Так ведь и я не стану иначе обращаться к королеве, потому что не могу назвать по-другому ту, чье тепло согревало меня столько, сколько я себя помню. Упрямо подняла голову. Она моя мама, она, а не какая-то нищенка. И точка.

— В точности не знаю, Уленька, — Мотя вздохнул. — Но с тайной вашего рождения это не может быть связано. О ней больше никто ничего не знал. Зато придворный лекарь, не Лорти, а другой, Габен, затаил на твою матушку нешуточную злобу. Король не дал ходу его обвинениям в адрес Кристины в незаконном занятии медициной — государь был разумным человеком, а вот лекарю выговор сделали, едва не выгнали из города. Ведь Габен-то не справился с заданием, а не будь твоей мамы так и вовсе бы провалил его. Злость и зависть делают с человеком страшные вещи, — покачал головой егерь. — Я не сумел разыскать убийц, но сам этот лекарь вскоре куда-то срочно уехал.

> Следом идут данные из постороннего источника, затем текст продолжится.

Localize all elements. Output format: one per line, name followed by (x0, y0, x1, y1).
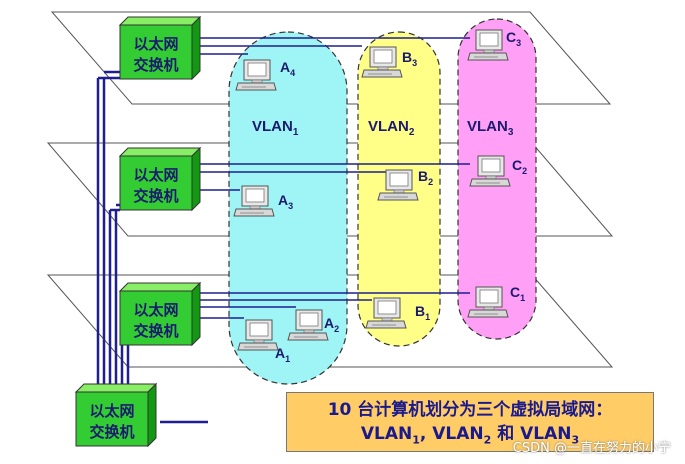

Ник и Савка поджидали нас в лесной усадьбе, в которую превратилась бывшая хибарка сестры. Естественно, никакой прислуги в ночное время здесь нет — нельзя позволить людям видеть двойную принцессу-травницу. Поэтому ужином занимался мой суженый. Думала, кусок в горло не полезет после того, что выяснилось. Ага, ага! Как бы ни так. Перед кулинарным мастерством моего избранника устоять невозможно.

Только, всё равно, мужчинам нашим мы ничего не расскажем. Пусть тайна появления на свет меня и Ули так и останется тайной. И сестра, судя по грустному, понимающему взгляд, брошенному на меня, тоже ничего не скажет Нику.

Пусть все идет своим чередом. Кто знает, может когда-нибудь нам и придется все им рассказать? А может, когда-нибудь найдутся наши настоящие родственники? И Уля узнает, что случилось с Кристиной?

Но никому не дано знать будущего. А значит стоит подумать о настоящем: во дворец на днях приезжают послы Гринринга — налаживать отношения, а через неделю сестра открывает свою первую аптекарскую лавку.